Navid Azimi Sajadi, b. 1982, Tehran, Iran.
Lives and works in Rome, Italy.
Navid received his MFA in multimedia sculpture from Accademia di Belle Arti di Roma in 2013. Navid’s artistic practice reflects his experience in between two cultures and deals with cross-cultural codes. He tries to manipulate and play constantly at what images, the forms and the memories mean and how they work, creating a metaphorical ambient where viewers can attach a wide array of significance to indicators of time and spaces. In a simple description it is a visual glimpse of a crossroad where present day events meet history and mythology. His work relies on the interconnection of elements and symbols that arise from the unity of different cultures and traditions. What Navid achieves through this is the potential to create a possible paradigm of cultural flows of human migration and, ultimately, an expression of the constant movement of thoughts in the places and times of great ancient civilizations. The juxtaposition of these elements in a specific format decontextualizes them from their eminence to acquire new pictorial identities.
Navid’s work has been seen and exhibited at a number of art institutions around the world such as Getty Center collection, Los Angeles; Williamson Gallery – Art Center College of Design in Los Angeles; Foundry-Dubai; MACRO Museum, Rome; Pejman Foundation, Tehran; Drawing Room, Madrid; the 9th Shanghai Biennale; Artist Statement: 아티스트스테이트먼트 at the Cica Museum International Art Contest in Gimpo, South Korea; Maraya Art Center, Sharjah; Palazzo Bevilacqua Ariosti, Bologna; Freies Museum, Berlin and Museo Carlo Bilotti, Roma.
Navid has been awarded several art prizes including the Premio Viero Per Arte Contemporanea in Lucca, Italy (2019); Risilienza, Officina Ars, Villa Sistemi Reggiana, Reggio Emilia (2018); the Premio Combat 9th edition, Museo G.Fattori in Livorno, Italy (2018); MOPCAP shortlisted artist, Dubai (2011), and Imprendi l Arte: Amedeo Modigliani Foundation Prize 1 Edizione in Rome, Italy (2009).
My work reflects my experience in between two cultures, dealing with cross cultural codes. I try to manipulate and play constantly at what images, the forms and the memories mean and how they work, creating a metaphorical ambient where viewers can attach a wide array of significance to indicators of time and spaces. In a simple description a visual glimpse of a crossroad where present day events meet history and mythology.
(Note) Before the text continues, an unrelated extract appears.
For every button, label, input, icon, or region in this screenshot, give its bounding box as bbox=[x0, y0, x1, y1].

In my work, I use different media, including photography, drawings, and installation that often take shape with a minimal aesthetic and symbolic language. In my studio practices, I experiment with different materials to give different significance to my work. The main body of my work is normally formed through these practices where the choice of material for each subject becomes a part of the identity of the subject itself. The elements I choose come from materials like handmade paper, felt, wood, enamel, resin, and natural materials. I also use objects or images (which have had a special historical and cultural meaning) that I have collected and amassed during the years I lived in Iran and Europe.
Ideally, I find myself looking for parallels between cultures, exploring the concept of diversity (cultural, religious or sexual) and combining the heritage of the Middle Eastern, Persian and the Western world. By blending materials I feel that I am blending and combining the Persian esoteric literature , religious & mythological references, from the ancient world to our present time, with its tensions, traumas, fears inherent in our contemporary society, and digesting it to create a the metaphorical visual space. My hope is to create an aesthetic language using various cultural and visual references with one or more meanings in different cultures, and to compose a visual maze that leaves the free interpretation to the observer.
The union of my ideal process and my studio practice, it leads me to create a pantheon of objects and images, these images point to a more layered, carnivalesque reading of the two traditions, traditional/ancient and contemporary culture, but in emphasizing the delicate fictional underpinning in these images, they come closer to representing “reality” than what is shown in most news media. In my works the juxtaposition and interaction of material power, spiritual power, and the unavoidable historically repeated consequence of this conjunction create a multi-layered space which underlies a state of contradiction and exposure of violence. The synthesis of seemingly opposing ideological and aesthetic agendas and signifiers – politics and poetics, the mythological and the historical, the conceptual and the baroque, shape shiftings & holy stiffness, harmony and destruction, and the resurrection of eternal shadows and gods and idols of orient and occident contribute to a kind of convoluted narrative. This polyphonic visual language reveals the ways in which these often contradictory notions and relationships shape the contemporary worlds.